Monday, August 4, 2008

Three Rules of Screenwriting

By Glenn Campbell

While reviewing the screenwriting exercise of my co-conspirator, I thought of several rules for the process. These aren't the only rules, just the ones I happen to think of when reviewing this work.

RULE #1: Never EVER start a scene at the beginning

The usual bland television style is to set the stage first with an establishing shot and then begin the action at the beginning, but that’s WRONG. Scenes (or movies) that start at the beginning are BORING. Did Citizen Kane start at the beginning? No, it started at the end! All great movies and movie scenes are like that: They jump into the MIDDLE of the scene, at the juiciest or most surreal part. From there, you can work back to the bigger picture.
Instead of starting with an establishing shot, why not start with a detail? Maybe we NEVER get the establishing shot, and NEVER see the whole environment. Maybe the whole story is better told in intimate detail with the rest of the environment merely implied. (At the least, details are a lot cheaper to film than the whole battle scene.)
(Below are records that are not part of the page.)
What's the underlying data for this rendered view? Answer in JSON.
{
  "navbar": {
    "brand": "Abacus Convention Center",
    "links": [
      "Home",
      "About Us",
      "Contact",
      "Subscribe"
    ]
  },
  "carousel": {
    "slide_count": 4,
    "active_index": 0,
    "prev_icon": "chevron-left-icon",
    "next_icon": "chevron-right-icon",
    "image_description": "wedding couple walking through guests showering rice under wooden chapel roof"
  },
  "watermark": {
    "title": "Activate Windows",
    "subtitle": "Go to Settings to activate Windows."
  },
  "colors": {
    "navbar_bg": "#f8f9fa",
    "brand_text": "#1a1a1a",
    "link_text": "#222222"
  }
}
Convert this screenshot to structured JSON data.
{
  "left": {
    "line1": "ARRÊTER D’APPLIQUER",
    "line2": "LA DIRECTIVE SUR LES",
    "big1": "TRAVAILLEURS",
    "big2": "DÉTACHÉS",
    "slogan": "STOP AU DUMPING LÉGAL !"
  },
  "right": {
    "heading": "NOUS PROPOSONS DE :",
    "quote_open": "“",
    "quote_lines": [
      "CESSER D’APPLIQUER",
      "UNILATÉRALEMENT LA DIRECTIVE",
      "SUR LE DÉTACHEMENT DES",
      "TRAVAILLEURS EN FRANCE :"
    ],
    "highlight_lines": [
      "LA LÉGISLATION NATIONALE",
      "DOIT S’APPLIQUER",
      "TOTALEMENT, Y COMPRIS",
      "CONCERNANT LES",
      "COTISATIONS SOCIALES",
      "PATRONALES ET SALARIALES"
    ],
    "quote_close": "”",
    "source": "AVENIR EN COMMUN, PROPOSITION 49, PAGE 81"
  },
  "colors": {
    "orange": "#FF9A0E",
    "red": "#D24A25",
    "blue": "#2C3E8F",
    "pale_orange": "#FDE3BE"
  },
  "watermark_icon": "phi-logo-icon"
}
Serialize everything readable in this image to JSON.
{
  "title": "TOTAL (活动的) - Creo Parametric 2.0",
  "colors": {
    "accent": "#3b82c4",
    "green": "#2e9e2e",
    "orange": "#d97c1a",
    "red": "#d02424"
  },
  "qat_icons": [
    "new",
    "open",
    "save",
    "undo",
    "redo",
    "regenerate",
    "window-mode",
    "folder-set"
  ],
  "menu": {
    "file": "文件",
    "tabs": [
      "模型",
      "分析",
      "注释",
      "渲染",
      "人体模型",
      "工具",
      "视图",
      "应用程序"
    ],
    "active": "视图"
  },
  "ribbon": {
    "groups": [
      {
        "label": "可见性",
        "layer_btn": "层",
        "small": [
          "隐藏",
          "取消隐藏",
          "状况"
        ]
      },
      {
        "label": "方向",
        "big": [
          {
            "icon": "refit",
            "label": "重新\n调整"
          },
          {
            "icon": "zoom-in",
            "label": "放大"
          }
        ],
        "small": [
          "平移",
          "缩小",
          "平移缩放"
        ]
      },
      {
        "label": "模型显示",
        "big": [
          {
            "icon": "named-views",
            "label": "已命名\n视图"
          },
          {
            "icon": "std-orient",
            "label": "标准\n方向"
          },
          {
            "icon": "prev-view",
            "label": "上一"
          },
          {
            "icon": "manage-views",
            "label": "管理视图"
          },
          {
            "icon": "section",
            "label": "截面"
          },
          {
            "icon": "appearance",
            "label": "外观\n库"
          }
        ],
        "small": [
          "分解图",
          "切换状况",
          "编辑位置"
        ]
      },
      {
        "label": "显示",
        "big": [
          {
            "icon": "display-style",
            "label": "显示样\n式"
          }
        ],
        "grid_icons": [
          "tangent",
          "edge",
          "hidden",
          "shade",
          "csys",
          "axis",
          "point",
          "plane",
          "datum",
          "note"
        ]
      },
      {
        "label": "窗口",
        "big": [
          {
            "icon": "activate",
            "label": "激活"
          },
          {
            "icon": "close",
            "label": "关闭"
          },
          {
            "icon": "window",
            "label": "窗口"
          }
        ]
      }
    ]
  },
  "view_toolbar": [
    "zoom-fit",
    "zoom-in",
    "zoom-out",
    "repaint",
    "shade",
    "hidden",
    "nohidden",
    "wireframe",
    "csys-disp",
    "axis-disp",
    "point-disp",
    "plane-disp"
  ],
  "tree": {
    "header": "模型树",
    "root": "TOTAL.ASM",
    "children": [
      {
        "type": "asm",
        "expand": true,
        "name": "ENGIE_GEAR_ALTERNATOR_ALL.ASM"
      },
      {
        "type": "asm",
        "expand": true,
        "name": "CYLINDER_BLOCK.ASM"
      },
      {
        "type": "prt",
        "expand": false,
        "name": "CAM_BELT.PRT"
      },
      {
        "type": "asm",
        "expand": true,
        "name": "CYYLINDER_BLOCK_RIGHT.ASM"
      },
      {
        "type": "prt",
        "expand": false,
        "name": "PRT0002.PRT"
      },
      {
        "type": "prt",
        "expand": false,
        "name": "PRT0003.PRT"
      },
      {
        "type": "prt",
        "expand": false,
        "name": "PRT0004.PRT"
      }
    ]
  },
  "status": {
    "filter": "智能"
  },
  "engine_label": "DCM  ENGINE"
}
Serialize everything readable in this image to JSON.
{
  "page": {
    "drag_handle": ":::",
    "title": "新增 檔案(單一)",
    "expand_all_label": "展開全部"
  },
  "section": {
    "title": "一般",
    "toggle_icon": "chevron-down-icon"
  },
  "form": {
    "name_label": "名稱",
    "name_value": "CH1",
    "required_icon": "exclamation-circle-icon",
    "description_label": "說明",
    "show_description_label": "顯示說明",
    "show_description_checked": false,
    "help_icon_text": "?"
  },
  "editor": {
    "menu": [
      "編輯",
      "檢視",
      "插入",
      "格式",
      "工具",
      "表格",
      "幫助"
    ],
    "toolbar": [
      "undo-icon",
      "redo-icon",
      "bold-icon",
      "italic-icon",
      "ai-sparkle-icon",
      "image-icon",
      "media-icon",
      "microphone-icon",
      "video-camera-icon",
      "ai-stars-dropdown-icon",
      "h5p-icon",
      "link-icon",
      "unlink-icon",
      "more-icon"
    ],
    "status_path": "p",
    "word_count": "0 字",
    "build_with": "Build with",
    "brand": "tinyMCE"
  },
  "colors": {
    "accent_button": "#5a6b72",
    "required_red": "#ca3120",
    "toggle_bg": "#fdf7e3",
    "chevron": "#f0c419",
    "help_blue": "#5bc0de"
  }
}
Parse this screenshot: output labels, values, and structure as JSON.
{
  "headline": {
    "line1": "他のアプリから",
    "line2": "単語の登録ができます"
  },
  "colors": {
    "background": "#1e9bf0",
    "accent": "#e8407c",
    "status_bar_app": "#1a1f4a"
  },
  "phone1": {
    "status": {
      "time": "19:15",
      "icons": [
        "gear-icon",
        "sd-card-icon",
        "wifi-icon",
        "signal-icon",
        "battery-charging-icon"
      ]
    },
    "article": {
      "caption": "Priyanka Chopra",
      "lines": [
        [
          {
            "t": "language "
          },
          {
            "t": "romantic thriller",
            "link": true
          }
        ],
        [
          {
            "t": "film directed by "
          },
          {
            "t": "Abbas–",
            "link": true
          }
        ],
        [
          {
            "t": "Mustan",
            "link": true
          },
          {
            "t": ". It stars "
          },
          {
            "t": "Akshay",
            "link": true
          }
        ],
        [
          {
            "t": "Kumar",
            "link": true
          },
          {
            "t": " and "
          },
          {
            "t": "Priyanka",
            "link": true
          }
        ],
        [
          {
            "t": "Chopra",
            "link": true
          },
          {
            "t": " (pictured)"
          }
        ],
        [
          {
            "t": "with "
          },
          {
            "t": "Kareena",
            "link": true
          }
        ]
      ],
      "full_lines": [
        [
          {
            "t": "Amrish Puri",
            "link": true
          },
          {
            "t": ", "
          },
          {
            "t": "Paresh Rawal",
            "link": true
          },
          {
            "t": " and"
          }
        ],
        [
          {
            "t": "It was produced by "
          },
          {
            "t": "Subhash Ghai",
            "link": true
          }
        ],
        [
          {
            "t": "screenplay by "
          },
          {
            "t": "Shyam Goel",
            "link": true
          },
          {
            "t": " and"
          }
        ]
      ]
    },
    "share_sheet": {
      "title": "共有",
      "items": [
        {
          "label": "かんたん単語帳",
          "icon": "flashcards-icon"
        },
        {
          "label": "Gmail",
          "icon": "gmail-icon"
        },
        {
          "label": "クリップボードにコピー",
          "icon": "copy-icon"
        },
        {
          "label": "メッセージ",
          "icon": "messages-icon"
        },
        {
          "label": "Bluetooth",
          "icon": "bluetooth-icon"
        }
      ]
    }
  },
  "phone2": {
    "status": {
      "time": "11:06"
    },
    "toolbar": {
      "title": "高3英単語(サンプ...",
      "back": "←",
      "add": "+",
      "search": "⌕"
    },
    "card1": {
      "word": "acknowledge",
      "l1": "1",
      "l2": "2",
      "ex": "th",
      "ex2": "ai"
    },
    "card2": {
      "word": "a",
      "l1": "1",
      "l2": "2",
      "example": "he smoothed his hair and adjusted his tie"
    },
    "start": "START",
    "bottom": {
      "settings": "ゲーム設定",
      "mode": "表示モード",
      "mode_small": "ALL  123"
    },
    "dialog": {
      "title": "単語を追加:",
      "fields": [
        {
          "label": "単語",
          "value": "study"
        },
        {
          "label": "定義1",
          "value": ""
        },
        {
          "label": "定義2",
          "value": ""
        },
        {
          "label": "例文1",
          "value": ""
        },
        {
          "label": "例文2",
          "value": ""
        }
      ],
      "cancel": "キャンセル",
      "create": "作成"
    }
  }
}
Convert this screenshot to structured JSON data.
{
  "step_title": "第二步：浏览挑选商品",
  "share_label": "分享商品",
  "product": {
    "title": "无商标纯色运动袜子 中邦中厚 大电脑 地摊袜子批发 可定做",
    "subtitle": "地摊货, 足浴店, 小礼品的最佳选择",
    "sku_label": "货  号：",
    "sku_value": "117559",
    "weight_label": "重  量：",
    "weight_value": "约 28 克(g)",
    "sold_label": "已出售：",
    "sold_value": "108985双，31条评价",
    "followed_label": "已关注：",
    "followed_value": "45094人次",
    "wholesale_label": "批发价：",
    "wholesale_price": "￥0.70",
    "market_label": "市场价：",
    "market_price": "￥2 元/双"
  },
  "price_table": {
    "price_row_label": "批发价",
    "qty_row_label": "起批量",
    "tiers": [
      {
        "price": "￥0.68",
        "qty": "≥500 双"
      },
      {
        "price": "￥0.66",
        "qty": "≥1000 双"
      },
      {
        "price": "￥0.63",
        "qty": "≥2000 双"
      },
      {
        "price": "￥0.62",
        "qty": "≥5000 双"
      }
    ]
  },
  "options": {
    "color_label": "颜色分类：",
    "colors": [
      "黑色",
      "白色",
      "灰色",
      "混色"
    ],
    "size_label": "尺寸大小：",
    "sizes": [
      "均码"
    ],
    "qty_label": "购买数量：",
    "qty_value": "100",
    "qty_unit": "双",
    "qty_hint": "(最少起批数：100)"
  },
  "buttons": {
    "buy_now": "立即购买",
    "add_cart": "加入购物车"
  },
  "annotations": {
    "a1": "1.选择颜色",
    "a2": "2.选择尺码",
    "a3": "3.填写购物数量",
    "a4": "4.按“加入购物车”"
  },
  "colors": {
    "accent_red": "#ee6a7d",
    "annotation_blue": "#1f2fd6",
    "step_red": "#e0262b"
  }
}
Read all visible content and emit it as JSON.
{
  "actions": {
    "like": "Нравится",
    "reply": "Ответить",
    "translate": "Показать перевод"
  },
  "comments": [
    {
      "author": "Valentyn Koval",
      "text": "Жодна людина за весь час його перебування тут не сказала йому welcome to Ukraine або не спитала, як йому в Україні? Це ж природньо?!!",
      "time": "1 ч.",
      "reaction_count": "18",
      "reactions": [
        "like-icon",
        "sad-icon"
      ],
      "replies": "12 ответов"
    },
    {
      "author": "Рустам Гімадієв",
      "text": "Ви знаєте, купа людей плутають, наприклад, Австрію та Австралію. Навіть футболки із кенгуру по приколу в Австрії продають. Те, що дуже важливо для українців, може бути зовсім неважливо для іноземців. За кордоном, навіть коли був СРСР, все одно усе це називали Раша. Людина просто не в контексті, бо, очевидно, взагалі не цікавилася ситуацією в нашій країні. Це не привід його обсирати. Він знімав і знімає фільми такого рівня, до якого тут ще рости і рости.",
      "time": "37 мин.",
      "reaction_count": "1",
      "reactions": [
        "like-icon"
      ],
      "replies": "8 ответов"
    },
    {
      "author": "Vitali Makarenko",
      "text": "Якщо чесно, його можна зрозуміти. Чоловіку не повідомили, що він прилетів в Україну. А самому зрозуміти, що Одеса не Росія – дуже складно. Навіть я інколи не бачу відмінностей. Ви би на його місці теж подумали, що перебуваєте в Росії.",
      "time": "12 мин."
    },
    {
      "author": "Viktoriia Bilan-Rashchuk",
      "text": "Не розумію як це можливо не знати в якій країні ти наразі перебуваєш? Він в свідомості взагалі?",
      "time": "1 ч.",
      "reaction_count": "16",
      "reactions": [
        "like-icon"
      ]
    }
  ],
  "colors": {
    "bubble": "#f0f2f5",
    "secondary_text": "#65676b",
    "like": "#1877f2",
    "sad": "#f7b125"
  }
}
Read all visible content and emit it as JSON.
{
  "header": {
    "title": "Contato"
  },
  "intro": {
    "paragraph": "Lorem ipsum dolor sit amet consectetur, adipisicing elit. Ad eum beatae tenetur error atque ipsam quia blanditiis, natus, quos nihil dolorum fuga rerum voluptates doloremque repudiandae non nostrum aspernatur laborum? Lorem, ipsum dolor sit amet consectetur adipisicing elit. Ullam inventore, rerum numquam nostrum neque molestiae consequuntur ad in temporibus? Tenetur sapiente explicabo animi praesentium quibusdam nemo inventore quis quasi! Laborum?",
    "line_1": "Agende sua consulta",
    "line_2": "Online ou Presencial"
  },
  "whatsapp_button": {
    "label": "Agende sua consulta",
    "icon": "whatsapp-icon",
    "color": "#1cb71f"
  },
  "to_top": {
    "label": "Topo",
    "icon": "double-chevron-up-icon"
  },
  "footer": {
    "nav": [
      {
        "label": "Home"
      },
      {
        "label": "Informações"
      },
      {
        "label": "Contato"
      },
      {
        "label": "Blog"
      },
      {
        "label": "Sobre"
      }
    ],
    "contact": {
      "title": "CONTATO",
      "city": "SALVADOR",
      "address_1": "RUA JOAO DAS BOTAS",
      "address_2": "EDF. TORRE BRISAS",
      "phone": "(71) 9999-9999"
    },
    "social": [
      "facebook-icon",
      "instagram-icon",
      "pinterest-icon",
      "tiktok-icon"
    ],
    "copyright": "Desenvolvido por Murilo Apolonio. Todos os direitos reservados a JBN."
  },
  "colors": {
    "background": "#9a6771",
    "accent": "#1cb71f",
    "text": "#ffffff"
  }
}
RULE #2: In every movie and every scene of that movie there is a fundamental transformation, and you have to know what it is BEFORE you start writing

The “transformation” is a dramatic shift in perspective. It can be a change in a character, in the direction of the story or in what the audience knows. This transformation moves the story forward and is the whole purpose of the movie or scene. It is the central driving force for everything else that happens. The audience doesn’t know what this transformation will be -- It’s going to come as a surprise. – but you as the writer have to know before your start writing. It’s the main “magic trick” you are going to perform, so you have to know what the set-up is going to be.
The transformation can be described first in a sentence, then in a short treatment. There’s no sense in writing any of the dialog until you have a roadmap for where everything is going.

RULE #3: Write fiction, not history.

It is okay to be “inspired by a true story,” but once you are so inspired, you need to set reality aside and focus on what is symbolic and elemental about the story and, more importantly, what serves the transformation. Everything else about reality is just noise and has to be discarded.
What was actually said and done is not important. Instead, you’ve got to create something entirely new that serves your greater purpose. You HAVE to do this if you expect to fit all the complexities of a reality into a 90 minute film. In fact, you can’t do it! Reality is too complicated. Instead, you’re going to create a symbolic and stylized CARTOON of reality – like The Simpsons.
Once you create a cartoon character, you have to let it obey its own rules. Yes, The Simpsons have something to say about our reality, but first and foremost they must stand alone in their own reality. You can’t think, “What did Homer really say?” Instead you have to ask, “What WOULD Homer say, consistent with his cartoon personality.”